In case you missed it, transgender swimmer Lia Thomas has been winning races and setting records all year for the University of Pennsylvania’s women’s team. After competing on the men’s team for three years, Thomas began hormone therapy and joined the women’s team. After ranking #462 as a male competitor, she is now the number one female swimmer in the country, holds the fastest 500-yard female freestyle in the country, and holds the all-time record for the University’s women’s team.
Her case has elevated the transgender vs biologically female in sports issue into the mainstream. The first student to speak out on Fox News remained anonymous due to fear of retribution. She said of the fact that Lia went through male puberty, “These are monumental advantages that biological males just develop through puberty, and it’s not something that a year of [hormone treatments] can suppress because they still have all the muscle mass they had from the last 20 years.”
Mere days after the swimmer’s anonymous statement, another anonymous statement was released from “members of the University of Pennsylvania women’s swimming and diving team”. It is not clear how many teammates backed the statement, which stated support for Lia’s participation. A Penn spokesperson said it represented the feelings of “several” members.
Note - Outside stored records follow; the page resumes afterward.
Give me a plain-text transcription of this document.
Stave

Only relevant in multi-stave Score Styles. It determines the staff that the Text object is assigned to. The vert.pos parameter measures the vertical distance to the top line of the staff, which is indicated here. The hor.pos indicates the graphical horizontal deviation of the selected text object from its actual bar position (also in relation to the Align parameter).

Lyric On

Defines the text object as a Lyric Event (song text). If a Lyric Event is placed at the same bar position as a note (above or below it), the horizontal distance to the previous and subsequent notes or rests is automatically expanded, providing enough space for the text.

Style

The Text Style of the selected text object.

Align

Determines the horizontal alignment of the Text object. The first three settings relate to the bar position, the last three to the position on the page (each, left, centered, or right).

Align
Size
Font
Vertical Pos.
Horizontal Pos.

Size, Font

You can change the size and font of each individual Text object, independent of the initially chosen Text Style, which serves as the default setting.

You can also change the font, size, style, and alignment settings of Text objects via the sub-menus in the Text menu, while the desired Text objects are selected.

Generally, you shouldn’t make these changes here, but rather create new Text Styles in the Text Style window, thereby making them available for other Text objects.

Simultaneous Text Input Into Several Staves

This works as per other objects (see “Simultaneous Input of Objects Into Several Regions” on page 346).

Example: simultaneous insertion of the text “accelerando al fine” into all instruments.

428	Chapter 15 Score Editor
Which brings us to the latest twist. Yet another anonymous letter has been issued claiming to represent sixteen members of the UPenn women’s swim team. This letter stated support for Lia’s decision to transition, but criticized organizations allowing her to compete in the women’s division.
It reads in part:
We fully support Lia Thomas in her decision to affirm her gender identity and to transition from a man to a woman. Lia has every right to live her life authentically. However, we also recognize that when it comes to sports competition, that the biology of sex is a separate issue from someone’s gender identity. Biologically, Lia holds an unfair advantage over competition in the women’s category, as evidenced by her rankings that have bounced from #462 as a male to #1 as a female. If she were to be eligible to compete against us, she could now break Penn, Ivy, and NCAA Women’s Swimming records; feats she could never have done as a male athlete.
1984 Olympic gold medalist swimmer Nancy Hogshead-Makar, now a women’s sports activist, told The Washington Post that she sent the letter on the team’s behalf. The swimmers continue to remain anonymous on both sides of the issue for fear of retribution.
It remains to be seen whether Thomas will swim at the 2022 NCAA championships in Atlanta this March, for which she has already qualified.